Senin hayrete şayan bir halin, aşırı derecede bilgisizliğin ve görünen bir azgınlığın vardır. Gayet açık olan bu halleri nasıl görmemezlikten gelirsin? Galiba seni makam sevgisi mest etti de bu hususları anlayamaz hale mi geldin? Mevkinin bazı insanların kalplerini kendine bağlamak demek olduğunu bilmiyor musun?
Sen o bir takım kimselerin sana bağlanmalarını bırak da, bütün dünya ehlinin senin önünde eğildiklerini kabul et. Böyle olmuş olsa bile, elli sene sonra senin önünde eğilenlerden bir eser kalmayacaktır. Öyle ki geçmiş sultanlarda olduğu gibi gelecekteki sultanlar da unutulacak, adın duyulmayacak, şanın, şöhretin yok olup gidecektir.
Yüce Allah buyuruyor ki; Şimdi onlardan birini hissedip görüyor veya gizli bir seslerini bile duyabiliyor musun (Meryem 98)

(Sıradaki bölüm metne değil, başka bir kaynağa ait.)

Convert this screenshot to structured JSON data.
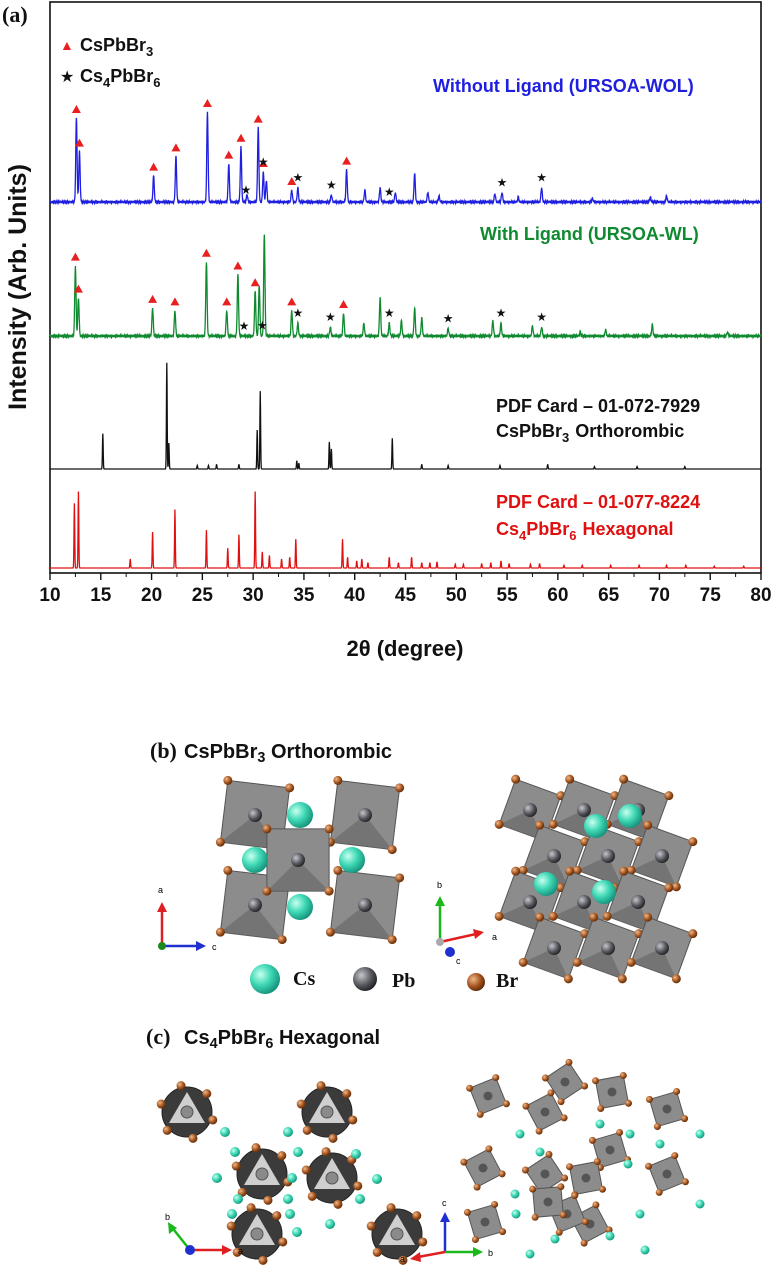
{
  "chart_data": {
    "type": "line",
    "panel_label": "(a)",
    "xlabel": "2θ (degree)",
    "ylabel": "Intensity (Arb. Units)",
    "xlim": [
      10,
      80
    ],
    "xticks": [
      10,
      15,
      20,
      25,
      30,
      35,
      40,
      45,
      50,
      55,
      60,
      65,
      70,
      75,
      80
    ],
    "legend": [
      {
        "symbol": "▲",
        "name": "CsPbBr",
        "sub": "3",
        "color": "#e82020"
      },
      {
        "symbol": "★",
        "name": "Cs",
        "sub": "4",
        "name2": "PbBr",
        "sub2": "6",
        "color": "#111111"
      }
    ],
    "series": [
      {
        "name": "Without Ligand (URSOA-WOL)",
        "color": "#1f1fe0",
        "baseline": 0,
        "peaks": [
          [
            12.6,
            0.7
          ],
          [
            12.9,
            0.42
          ],
          [
            20.2,
            0.22
          ],
          [
            22.4,
            0.38
          ],
          [
            25.5,
            0.75
          ],
          [
            27.6,
            0.32
          ],
          [
            28.8,
            0.46
          ],
          [
            29.4,
            0.06
          ],
          [
            30.5,
            0.62
          ],
          [
            31.0,
            0.25
          ],
          [
            31.3,
            0.18
          ],
          [
            33.8,
            0.1
          ],
          [
            34.4,
            0.12
          ],
          [
            37.7,
            0.06
          ],
          [
            39.2,
            0.27
          ],
          [
            41.0,
            0.1
          ],
          [
            42.5,
            0.12
          ],
          [
            44.0,
            0.08
          ],
          [
            45.9,
            0.24
          ],
          [
            47.2,
            0.08
          ],
          [
            48.3,
            0.05
          ],
          [
            53.8,
            0.07
          ],
          [
            54.5,
            0.08
          ],
          [
            56.1,
            0.04
          ],
          [
            58.4,
            0.12
          ],
          [
            63.4,
            0.03
          ],
          [
            69.1,
            0.04
          ],
          [
            70.7,
            0.05
          ]
        ],
        "triangles": [
          12.6,
          12.9,
          20.2,
          22.4,
          25.5,
          27.6,
          28.8,
          30.5,
          31.0,
          33.8,
          39.2
        ],
        "stars": [
          29.3,
          31.0,
          34.4,
          37.7,
          43.4,
          54.5,
          58.4
        ]
      },
      {
        "name": "With Ligand (URSOA-WL)",
        "color": "#108a30",
        "baseline": 1,
        "peaks": [
          [
            12.5,
            0.55
          ],
          [
            12.8,
            0.3
          ],
          [
            20.1,
            0.22
          ],
          [
            22.3,
            0.2
          ],
          [
            25.4,
            0.58
          ],
          [
            27.4,
            0.2
          ],
          [
            28.5,
            0.48
          ],
          [
            30.2,
            0.35
          ],
          [
            30.6,
            0.4
          ],
          [
            31.1,
            0.8
          ],
          [
            33.8,
            0.2
          ],
          [
            34.4,
            0.1
          ],
          [
            37.6,
            0.07
          ],
          [
            38.9,
            0.18
          ],
          [
            40.9,
            0.1
          ],
          [
            42.5,
            0.3
          ],
          [
            43.4,
            0.1
          ],
          [
            44.6,
            0.12
          ],
          [
            45.9,
            0.22
          ],
          [
            46.6,
            0.14
          ],
          [
            49.2,
            0.06
          ],
          [
            53.6,
            0.12
          ],
          [
            54.4,
            0.1
          ],
          [
            57.5,
            0.08
          ],
          [
            58.4,
            0.07
          ],
          [
            62.2,
            0.03
          ],
          [
            64.7,
            0.05
          ],
          [
            69.3,
            0.09
          ],
          [
            76.7,
            0.03
          ]
        ],
        "triangles": [
          12.5,
          12.8,
          20.1,
          22.3,
          25.4,
          27.4,
          28.5,
          30.2,
          33.8,
          38.9
        ],
        "stars": [
          29.1,
          30.9,
          34.4,
          37.6,
          43.4,
          49.2,
          54.4,
          58.4
        ]
      },
      {
        "name": "PDF Card – 01-072-7929",
        "phase": "Orthorombic",
        "color": "#111111",
        "baseline": 2,
        "peaks": [
          [
            15.2,
            0.3
          ],
          [
            21.5,
            0.9
          ],
          [
            21.7,
            0.22
          ],
          [
            24.5,
            0.03
          ],
          [
            25.6,
            0.03
          ],
          [
            26.4,
            0.04
          ],
          [
            28.6,
            0.04
          ],
          [
            30.4,
            0.33
          ],
          [
            30.7,
            0.66
          ],
          [
            34.3,
            0.07
          ],
          [
            34.5,
            0.05
          ],
          [
            37.5,
            0.23
          ],
          [
            37.7,
            0.17
          ],
          [
            43.7,
            0.26
          ],
          [
            46.6,
            0.04
          ],
          [
            49.2,
            0.03
          ],
          [
            54.3,
            0.03
          ],
          [
            59.0,
            0.04
          ],
          [
            63.6,
            0.02
          ],
          [
            67.8,
            0.02
          ],
          [
            72.5,
            0.02
          ]
        ],
        "triangles": [],
        "stars": []
      },
      {
        "name": "PDF Card – 01-077-8224",
        "phase": "Hexagonal",
        "color": "#e01010",
        "baseline": 3,
        "peaks": [
          [
            12.4,
            0.72
          ],
          [
            12.8,
            0.85
          ],
          [
            17.9,
            0.1
          ],
          [
            20.1,
            0.4
          ],
          [
            22.3,
            0.65
          ],
          [
            25.4,
            0.42
          ],
          [
            27.5,
            0.22
          ],
          [
            28.6,
            0.37
          ],
          [
            30.2,
            0.85
          ],
          [
            30.9,
            0.18
          ],
          [
            31.6,
            0.14
          ],
          [
            32.8,
            0.1
          ],
          [
            33.6,
            0.12
          ],
          [
            34.2,
            0.32
          ],
          [
            38.8,
            0.32
          ],
          [
            39.3,
            0.12
          ],
          [
            40.2,
            0.08
          ],
          [
            40.7,
            0.1
          ],
          [
            41.3,
            0.06
          ],
          [
            43.4,
            0.12
          ],
          [
            44.3,
            0.06
          ],
          [
            45.6,
            0.12
          ],
          [
            46.6,
            0.06
          ],
          [
            47.4,
            0.06
          ],
          [
            48.1,
            0.07
          ],
          [
            49.9,
            0.04
          ],
          [
            50.7,
            0.04
          ],
          [
            52.5,
            0.05
          ],
          [
            53.4,
            0.06
          ],
          [
            54.4,
            0.08
          ],
          [
            55.2,
            0.05
          ],
          [
            57.3,
            0.04
          ],
          [
            58.2,
            0.05
          ],
          [
            60.6,
            0.03
          ],
          [
            62.4,
            0.03
          ],
          [
            65.2,
            0.03
          ],
          [
            68.0,
            0.03
          ],
          [
            70.7,
            0.03
          ],
          [
            72.6,
            0.03
          ],
          [
            75.4,
            0.02
          ],
          [
            78.3,
            0.02
          ]
        ],
        "triangles": [],
        "stars": []
      }
    ]
  },
  "labels": {
    "wol": "Without Ligand (URSOA-WOL)",
    "wl": "With Ligand (URSOA-WL)",
    "pdf1_card": "PDF Card – 01-072-7929",
    "pdf1_phase_pre": "CsPbBr",
    "pdf1_phase_sub": "3",
    "pdf1_phase_post": "Orthorombic",
    "pdf2_card": "PDF Card – 01-077-8224",
    "pdf2_phase_pre": "Cs",
    "pdf2_phase_sub1": "4",
    "pdf2_phase_mid": "PbBr",
    "pdf2_phase_sub2": "6",
    "pdf2_phase_post": "Hexagonal"
  },
  "panel_b": {
    "label": "(b)",
    "title_pre": "CsPbBr",
    "title_sub": "3",
    "title_post": "Orthorombic",
    "axis1": {
      "v": "a",
      "h": "c"
    },
    "axis2": {
      "v": "b",
      "h": "a",
      "d": "c"
    },
    "legend": [
      {
        "name": "Cs",
        "color": "#3fd9b5"
      },
      {
        "name": "Pb",
        "color": "#55575c"
      },
      {
        "name": "Br",
        "color": "#a0521d"
      }
    ]
  },
  "panel_c": {
    "label": "(c)",
    "title_pre": "Cs",
    "title_sub1": "4",
    "title_mid": "PbBr",
    "title_sub2": "6",
    "title_post": "Hexagonal",
    "axis1": {
      "v": "b",
      "h": "a"
    },
    "axis2": {
      "v": "c",
      "h": "b",
      "d": "a"
    }
  }
}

Sonu olmayan ve ebedi olan bir şeyi yakın zamanda yok olup gidecek olan şeyle nasıl olur da değiştirirsin? Hükümdar olduğun ve bir milletin senin önünde el pençe divan durduğu ve işlerin tamamen iyi gittiği bir zamanda bir de bayağı bir insan olup, aile fertlerin, komşularının bile sana itaat etmeyeceği ve sana tabi olmayacakları bir zamanı düşün. O zaman halin nice olur?
Eğer dünyayı basiretinin kör oluşundan ve bilgisizliğinden dolayı terk edemiyorsan, hiç olmazsa dünyayı terk eden ve ahiret yoluna giren arkadaşlarına bakıp dünyadan nefret duymalısın. İnsan dünya menfaatleri için çalışan pintilere, bunun verdiği yorgunluğa ve kazanılan şeyin çabucak yok olacağına bakarak dünyaya karşı nefret duyar. Onların ekserisi seni bırakıp terk edecekleri halde, sen neden onların bir zerresinden bile vazgeçmiyorsun?

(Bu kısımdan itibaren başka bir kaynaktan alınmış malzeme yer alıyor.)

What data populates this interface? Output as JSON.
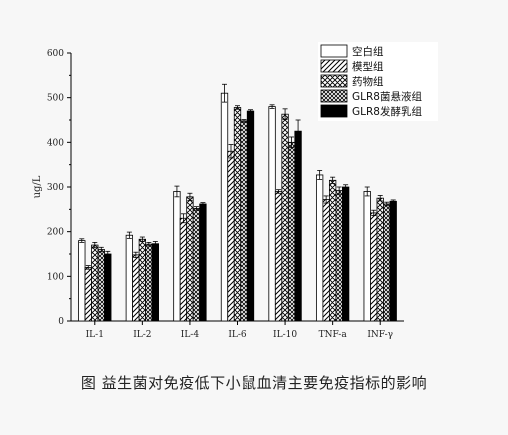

Ülkende senden kat kat daha üstün hayat süren ve geçim seviyesi yüksek olan Yahudi ve Mecusiler de var. Sen hala bunun neyine bağlanıyor da bunun için ferahlıyorsun. Bu çeşit sefih insanların bile yaşayış ve maddi menfaat yüzünden seni geçtikleri dünya varsın kahrolsun.
Ne kadar bilgisiz ve adi bir görüş sahibisin ki, Allah’ın civarında sonsuza dek kalacak olan mukarrebler, sıddıklar ve peygamberlerle beraber olmaktan sarfı nazar edersin de, kısa bir zaman için bile olsa böyle sefih ve adi kimselerin arkasında ayak takımından, sayılmayan bir kimse olmayı kabullenirsin? Dünyada ve ahirette uğrayacağın ve duyacağın büyük hasreti bir bilebilsen.